Зина

     Удивительное лицо! Простое, крестьянское, с добрыми и ясными глазами. Почти искрится, особенно когда на нем отражаются первые лучики апрельского солнца.
    – Здравствуй, Зина, – чуть ли не издалека, вырывается у меня. И мы идем спешно друг другу навстречу. Она – с вытянутыми в стороны руками. А я – с очередным гостинцем.
    – Зина, это тебе, чтоб было немного радостнее.
    – Спасибо, – говорит она и, как ребенок, рассматривает мой подарок.
    Подарки привозят Зине чуть ли не каждый день. Кто приезжает, тот и везет. А вернее, кто любит, тот и везет. А любят Зину – все. Все, кому доводилось с ней сталкиваться по жизни. Рыбачить, останавливаться на постой, наблюдать, как эта мужественная женщина трудится в своем медвежьем углу у озера, вдали от людей и цивилизации. Почти что одна, если не считать брата – соседа, но по большому счету, все равно, что одна.Так вот и живет она на озере. Живет и рыбачит. А озеро-то это называется Селигером. Красивое и большое. Жемчужина, считай наша, Российская.
    – Как, Зина,  лед-то? – спрашивают ее по телефону.

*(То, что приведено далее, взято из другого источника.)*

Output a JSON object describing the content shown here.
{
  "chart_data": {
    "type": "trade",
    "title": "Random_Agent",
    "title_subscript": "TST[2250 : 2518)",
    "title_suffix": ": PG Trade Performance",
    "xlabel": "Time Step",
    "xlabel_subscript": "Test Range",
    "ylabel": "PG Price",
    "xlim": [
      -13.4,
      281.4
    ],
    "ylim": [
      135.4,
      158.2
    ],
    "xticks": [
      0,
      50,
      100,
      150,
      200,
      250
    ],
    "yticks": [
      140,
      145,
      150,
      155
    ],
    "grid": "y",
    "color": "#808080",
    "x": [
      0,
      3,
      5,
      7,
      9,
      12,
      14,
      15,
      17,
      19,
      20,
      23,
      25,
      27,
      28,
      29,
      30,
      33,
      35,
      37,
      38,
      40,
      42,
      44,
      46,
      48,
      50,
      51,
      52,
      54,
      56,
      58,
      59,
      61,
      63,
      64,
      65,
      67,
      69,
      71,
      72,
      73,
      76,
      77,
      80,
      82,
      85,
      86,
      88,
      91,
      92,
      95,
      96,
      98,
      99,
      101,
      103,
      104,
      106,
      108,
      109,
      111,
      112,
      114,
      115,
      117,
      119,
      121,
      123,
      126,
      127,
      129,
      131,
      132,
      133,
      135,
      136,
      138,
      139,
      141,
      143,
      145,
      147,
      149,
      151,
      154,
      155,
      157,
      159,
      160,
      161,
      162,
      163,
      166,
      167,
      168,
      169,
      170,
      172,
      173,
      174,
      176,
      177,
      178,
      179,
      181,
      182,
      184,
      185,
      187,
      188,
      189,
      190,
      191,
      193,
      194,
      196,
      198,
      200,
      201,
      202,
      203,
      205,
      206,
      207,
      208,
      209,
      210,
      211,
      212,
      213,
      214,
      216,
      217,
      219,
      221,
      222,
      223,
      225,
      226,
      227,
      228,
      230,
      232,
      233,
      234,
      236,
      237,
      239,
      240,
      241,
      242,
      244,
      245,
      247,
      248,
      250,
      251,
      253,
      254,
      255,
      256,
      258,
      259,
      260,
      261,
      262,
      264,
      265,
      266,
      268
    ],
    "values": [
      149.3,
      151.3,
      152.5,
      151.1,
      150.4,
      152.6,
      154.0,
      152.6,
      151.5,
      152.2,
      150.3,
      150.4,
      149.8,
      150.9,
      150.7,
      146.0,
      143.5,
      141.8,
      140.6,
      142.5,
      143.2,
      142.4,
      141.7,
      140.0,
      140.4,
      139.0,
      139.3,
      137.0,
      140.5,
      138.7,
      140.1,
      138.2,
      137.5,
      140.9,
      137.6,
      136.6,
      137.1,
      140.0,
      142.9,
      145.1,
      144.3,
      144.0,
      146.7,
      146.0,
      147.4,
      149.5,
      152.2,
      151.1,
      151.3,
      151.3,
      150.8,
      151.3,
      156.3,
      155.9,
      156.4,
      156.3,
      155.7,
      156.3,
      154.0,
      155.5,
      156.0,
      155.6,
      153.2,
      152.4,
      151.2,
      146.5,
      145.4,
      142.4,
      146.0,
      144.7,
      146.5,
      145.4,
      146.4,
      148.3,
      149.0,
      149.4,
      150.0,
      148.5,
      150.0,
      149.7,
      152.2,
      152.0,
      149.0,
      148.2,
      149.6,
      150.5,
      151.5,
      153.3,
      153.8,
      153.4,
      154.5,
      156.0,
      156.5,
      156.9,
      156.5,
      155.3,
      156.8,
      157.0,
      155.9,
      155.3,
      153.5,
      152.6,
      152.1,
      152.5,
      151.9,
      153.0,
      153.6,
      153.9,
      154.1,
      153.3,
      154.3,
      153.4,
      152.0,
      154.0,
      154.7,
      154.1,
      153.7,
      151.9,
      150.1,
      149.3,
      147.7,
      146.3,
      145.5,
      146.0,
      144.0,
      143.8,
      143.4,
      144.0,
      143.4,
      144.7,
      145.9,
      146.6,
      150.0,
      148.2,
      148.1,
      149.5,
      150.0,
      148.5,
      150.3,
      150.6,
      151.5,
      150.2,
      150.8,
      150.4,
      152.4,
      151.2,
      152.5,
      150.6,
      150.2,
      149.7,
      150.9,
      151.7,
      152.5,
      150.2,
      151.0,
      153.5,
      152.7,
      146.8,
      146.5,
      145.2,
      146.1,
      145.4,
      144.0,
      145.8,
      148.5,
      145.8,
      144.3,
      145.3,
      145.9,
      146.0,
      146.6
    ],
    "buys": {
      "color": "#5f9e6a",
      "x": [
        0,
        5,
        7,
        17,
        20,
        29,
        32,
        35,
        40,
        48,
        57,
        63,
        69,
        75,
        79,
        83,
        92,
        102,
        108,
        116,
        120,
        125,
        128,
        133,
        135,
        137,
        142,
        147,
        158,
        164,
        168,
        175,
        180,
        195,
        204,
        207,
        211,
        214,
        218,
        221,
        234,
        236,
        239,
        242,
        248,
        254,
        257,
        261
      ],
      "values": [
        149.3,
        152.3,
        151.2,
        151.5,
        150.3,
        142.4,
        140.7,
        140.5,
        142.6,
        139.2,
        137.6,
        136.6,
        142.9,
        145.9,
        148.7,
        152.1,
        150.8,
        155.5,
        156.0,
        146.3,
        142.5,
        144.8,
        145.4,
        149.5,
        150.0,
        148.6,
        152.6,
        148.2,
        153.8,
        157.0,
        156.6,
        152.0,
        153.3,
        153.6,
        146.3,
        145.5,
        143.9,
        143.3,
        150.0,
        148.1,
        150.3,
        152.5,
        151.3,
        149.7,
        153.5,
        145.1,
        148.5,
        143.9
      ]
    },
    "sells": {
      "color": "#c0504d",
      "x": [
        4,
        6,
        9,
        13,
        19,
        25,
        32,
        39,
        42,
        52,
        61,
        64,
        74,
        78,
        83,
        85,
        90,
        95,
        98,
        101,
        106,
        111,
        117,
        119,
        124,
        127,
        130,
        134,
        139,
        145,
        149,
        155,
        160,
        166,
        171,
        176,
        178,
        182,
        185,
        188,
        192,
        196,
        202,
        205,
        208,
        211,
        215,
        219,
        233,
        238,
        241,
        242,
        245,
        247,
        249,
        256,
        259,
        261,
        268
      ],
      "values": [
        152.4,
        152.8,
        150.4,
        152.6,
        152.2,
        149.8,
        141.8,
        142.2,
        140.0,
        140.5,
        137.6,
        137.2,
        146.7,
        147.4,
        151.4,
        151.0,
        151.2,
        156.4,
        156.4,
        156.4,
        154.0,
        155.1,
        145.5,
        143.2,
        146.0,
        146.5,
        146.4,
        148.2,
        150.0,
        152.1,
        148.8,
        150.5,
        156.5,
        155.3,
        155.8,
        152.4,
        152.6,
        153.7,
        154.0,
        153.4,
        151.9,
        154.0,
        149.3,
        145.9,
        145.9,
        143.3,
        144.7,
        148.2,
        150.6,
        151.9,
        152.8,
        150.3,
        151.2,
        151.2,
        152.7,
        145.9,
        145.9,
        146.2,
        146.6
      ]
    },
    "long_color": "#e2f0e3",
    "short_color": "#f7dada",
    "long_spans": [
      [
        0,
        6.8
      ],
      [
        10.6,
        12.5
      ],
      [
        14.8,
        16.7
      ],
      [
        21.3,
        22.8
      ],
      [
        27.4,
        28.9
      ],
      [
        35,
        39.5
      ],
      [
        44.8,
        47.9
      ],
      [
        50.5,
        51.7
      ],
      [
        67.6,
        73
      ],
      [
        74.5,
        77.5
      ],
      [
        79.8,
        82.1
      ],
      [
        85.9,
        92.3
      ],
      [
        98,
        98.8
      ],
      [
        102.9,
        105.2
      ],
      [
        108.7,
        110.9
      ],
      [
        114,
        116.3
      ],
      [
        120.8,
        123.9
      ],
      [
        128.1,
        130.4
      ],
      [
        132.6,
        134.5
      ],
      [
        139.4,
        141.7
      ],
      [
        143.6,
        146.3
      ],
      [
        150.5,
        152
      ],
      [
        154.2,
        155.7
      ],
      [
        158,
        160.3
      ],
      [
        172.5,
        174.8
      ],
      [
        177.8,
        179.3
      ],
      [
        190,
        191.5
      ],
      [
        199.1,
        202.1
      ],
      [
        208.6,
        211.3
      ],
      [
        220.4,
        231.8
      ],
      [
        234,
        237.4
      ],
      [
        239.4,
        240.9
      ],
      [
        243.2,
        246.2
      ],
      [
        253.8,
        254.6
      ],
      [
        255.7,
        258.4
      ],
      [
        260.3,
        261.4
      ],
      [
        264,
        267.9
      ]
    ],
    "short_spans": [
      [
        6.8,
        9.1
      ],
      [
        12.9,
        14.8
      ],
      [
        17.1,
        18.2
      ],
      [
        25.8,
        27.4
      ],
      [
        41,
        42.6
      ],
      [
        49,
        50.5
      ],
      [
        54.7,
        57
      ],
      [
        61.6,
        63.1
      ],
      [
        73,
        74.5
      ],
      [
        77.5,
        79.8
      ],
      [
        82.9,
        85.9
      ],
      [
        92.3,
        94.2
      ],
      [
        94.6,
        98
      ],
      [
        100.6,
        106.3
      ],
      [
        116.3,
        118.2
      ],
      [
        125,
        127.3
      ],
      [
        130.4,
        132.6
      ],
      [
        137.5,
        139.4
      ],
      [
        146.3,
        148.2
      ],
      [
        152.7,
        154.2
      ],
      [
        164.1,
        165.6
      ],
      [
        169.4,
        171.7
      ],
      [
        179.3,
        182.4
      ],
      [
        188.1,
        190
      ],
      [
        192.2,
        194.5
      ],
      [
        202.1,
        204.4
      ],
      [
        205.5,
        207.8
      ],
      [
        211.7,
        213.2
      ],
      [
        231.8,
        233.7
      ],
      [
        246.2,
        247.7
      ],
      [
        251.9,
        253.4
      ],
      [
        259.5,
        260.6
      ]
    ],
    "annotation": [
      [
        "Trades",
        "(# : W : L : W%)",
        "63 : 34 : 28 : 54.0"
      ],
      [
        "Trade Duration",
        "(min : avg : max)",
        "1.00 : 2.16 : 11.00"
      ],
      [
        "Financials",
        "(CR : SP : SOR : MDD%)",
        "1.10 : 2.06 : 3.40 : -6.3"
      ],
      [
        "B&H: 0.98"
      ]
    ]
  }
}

    – Крепкий, – отвечает она.
    Ну, значит, пора. И едут рыбаки то ли из Москвы, то ли из Твери, а может и из своего родного Осташкова к Зине, на зимнюю… И вновь встречает она человека, и вновь рада ему, как никогда, и идет навстречу с распростертыми объятьями. Соскучилась, видно, тяжело одной-то. Но Зина все же не одна. Есть у нее еще и скотина. И скотины-то этой – не счесть. Десять котов, считай, у Зины и четыре собаки. Козы, поросята, индюшки и гуси… И всех она кормит. За всеми чистит и убирает. Ласкает и лечит. Всех любит Зина, всех! Я часто говорил с ней на эту тему и убеждал ее со скотиной не перебарщивать.
    – Ничего, Бог помогает, – отговаривается обычно она.
    – Ну сократи хоть на половину-то, –  настаиваю я.
    – Подумаю, – уклоняется она от разговора.
    Но думать она, конечно, не собирается. И ежедневно с рассветом начинает свой новый трудовой день. Чистить, поить и кормить.  Ждут уже, родимые ее… И живность эта только с каждым годом только прирастает.
    – Откуда, – спрашиваю, – Зин, у тебя этот котяра-то?
    – Да по весне и пришел. На грудь прыг и в истерику… еле   успокоила. Намучился, видать, по лесам-то, изголодался… Три дня молоком только отпаивала.
    Вот так и приходят к ней, то коты, то собаки, а то и лосенка, глядишь принесет… Но лосей Зина гонит. Хлебушком угостит и гонит. Прутком или поленом назад в лес, ибо лесной зверь, как говорит она, в лесу быть должен.
Много разных еще историй с ней приключалось и приключается, и везде сердце свое приложит, не остается сторонним наблюдателем, а живет с самой природой, со временем и местом.
    А места-то на Селигере насыщенные, рыбные места и глухие. Поэтому, возможно и интересные, с медведем даже можно по душам поговорить, рысью, например. Хатку ту же бобровую посетить и подивиться ее размерам и сметкой строителей, ибо все удивляет Зину и дает, видимо и силу, и здоровье, а, следовательно, и счастье. Простое деревенское счастье. Счастье жить и трудиться. Быть независимой и свободной. И платит она за это – любовью. Любовью и к человеку, и к природе, и к зверькам этим…
    Живи Зина долго! Живи и радуй людей своим примером, обликом своим и глазами: спокойными и чистыми.
    Я иду к ней навстречу по льду и расставляю широко руки. Мы обнимаемся, я достаю из сумки сверток.